When write, a node split data into 4 pieces and concurrently write to 4 nodes.
When read, a node read from 4 nodes.
We expect it scales with the number of multiple clients.
when a node is reading, it can get 6.4 GB/s bandwidth
but when 2 nodes are reading, both only get 5GB/s each, although aggregated bandwidth is enough.
There's only 1 CPU, no NUMA discrepancy arises.
Concerned possible NIC cache misses, measured PCIe Read using pcm-pcie.
Simply PCIe read cannot scale with increasing number of clients even if its bandwidth is actually much higher.

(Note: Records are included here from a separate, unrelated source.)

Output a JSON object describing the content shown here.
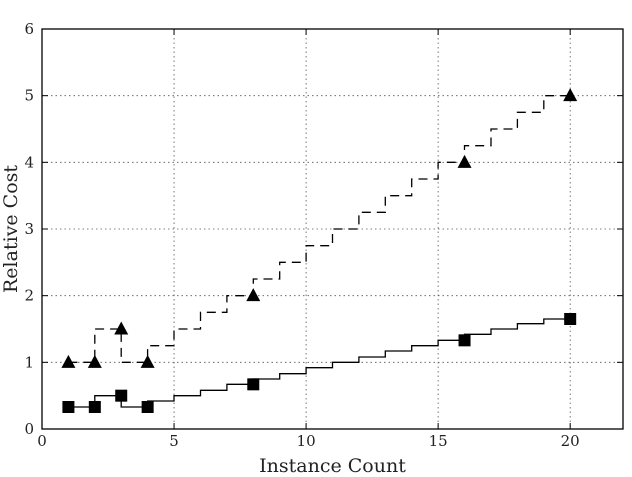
{
  "chart_data": {
    "type": "line",
    "title": "",
    "xlabel": "Instance Count",
    "ylabel": "Relative Cost",
    "xlim": [
      0,
      22
    ],
    "ylim": [
      0,
      6
    ],
    "xticks": [
      0,
      5,
      10,
      15,
      20
    ],
    "yticks": [
      0,
      1,
      2,
      3,
      4,
      5,
      6
    ],
    "grid": true,
    "legend": "none",
    "series": [
      {
        "marker": "triangle",
        "line_style": "dashed",
        "step_line": [
          [
            1,
            1.0
          ],
          [
            2,
            1.0
          ],
          [
            2,
            1.5
          ],
          [
            3,
            1.5
          ],
          [
            3,
            1.0
          ],
          [
            4,
            1.0
          ],
          [
            4,
            1.25
          ],
          [
            5,
            1.25
          ],
          [
            5,
            1.5
          ],
          [
            6,
            1.5
          ],
          [
            6,
            1.75
          ],
          [
            7,
            1.75
          ],
          [
            7,
            2.0
          ],
          [
            8,
            2.0
          ],
          [
            8,
            2.25
          ],
          [
            9,
            2.25
          ],
          [
            9,
            2.5
          ],
          [
            10,
            2.5
          ],
          [
            10,
            2.75
          ],
          [
            11,
            2.75
          ],
          [
            11,
            3.0
          ],
          [
            12,
            3.0
          ],
          [
            12,
            3.25
          ],
          [
            13,
            3.25
          ],
          [
            13,
            3.5
          ],
          [
            14,
            3.5
          ],
          [
            14,
            3.75
          ],
          [
            15,
            3.75
          ],
          [
            15,
            4.0
          ],
          [
            16,
            4.0
          ],
          [
            16,
            4.25
          ],
          [
            17,
            4.25
          ],
          [
            17,
            4.5
          ],
          [
            18,
            4.5
          ],
          [
            18,
            4.75
          ],
          [
            19,
            4.75
          ],
          [
            19,
            5.0
          ],
          [
            20,
            5.0
          ]
        ],
        "points": [
          [
            1,
            1.0
          ],
          [
            2,
            1.0
          ],
          [
            3,
            1.5
          ],
          [
            4,
            1.0
          ],
          [
            8,
            2.0
          ],
          [
            16,
            4.0
          ],
          [
            20,
            5.0
          ]
        ]
      },
      {
        "marker": "square",
        "line_style": "solid",
        "step_line": [
          [
            1,
            0.33
          ],
          [
            2,
            0.33
          ],
          [
            2,
            0.5
          ],
          [
            3,
            0.5
          ],
          [
            3,
            0.33
          ],
          [
            4,
            0.33
          ],
          [
            4,
            0.42
          ],
          [
            5,
            0.42
          ],
          [
            5,
            0.5
          ],
          [
            6,
            0.5
          ],
          [
            6,
            0.58
          ],
          [
            7,
            0.58
          ],
          [
            7,
            0.67
          ],
          [
            8,
            0.67
          ],
          [
            8,
            0.75
          ],
          [
            9,
            0.75
          ],
          [
            9,
            0.83
          ],
          [
            10,
            0.83
          ],
          [
            10,
            0.92
          ],
          [
            11,
            0.92
          ],
          [
            11,
            1.0
          ],
          [
            12,
            1.0
          ],
          [
            12,
            1.08
          ],
          [
            13,
            1.08
          ],
          [
            13,
            1.17
          ],
          [
            14,
            1.17
          ],
          [
            14,
            1.25
          ],
          [
            15,
            1.25
          ],
          [
            15,
            1.33
          ],
          [
            16,
            1.33
          ],
          [
            16,
            1.42
          ],
          [
            17,
            1.42
          ],
          [
            17,
            1.5
          ],
          [
            18,
            1.5
          ],
          [
            18,
            1.58
          ],
          [
            19,
            1.58
          ],
          [
            19,
            1.65
          ],
          [
            20,
            1.65
          ]
        ],
        "points": [
          [
            1,
            0.33
          ],
          [
            2,
            0.33
          ],
          [
            3,
            0.5
          ],
          [
            4,
            0.33
          ],
          [
            8,
            0.67
          ],
          [
            16,
            1.33
          ],
          [
            20,
            1.65
          ]
        ]
      }
    ]
  }
}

There must be contention when multiple connections(QPs) read from a single server.
Please Mellanox, can you pinpoint the root cause and possible solution for multiple-client scalability?
It might be useful if you can transform your test description to something that uses ib_read_bw/ib_write_bw or iperf (if you are using TCP) and show what is the output.
Can you see any drops in 'ethtool -S' output or device statistic ( ifconfig, ip)?
Does the sender use 1 CPU when writing to two different clients? Or, in other words, does he use the same thread?
You might check what is the output of 'mlnx_perf' command, however you need Mellanox OFED installed on the host.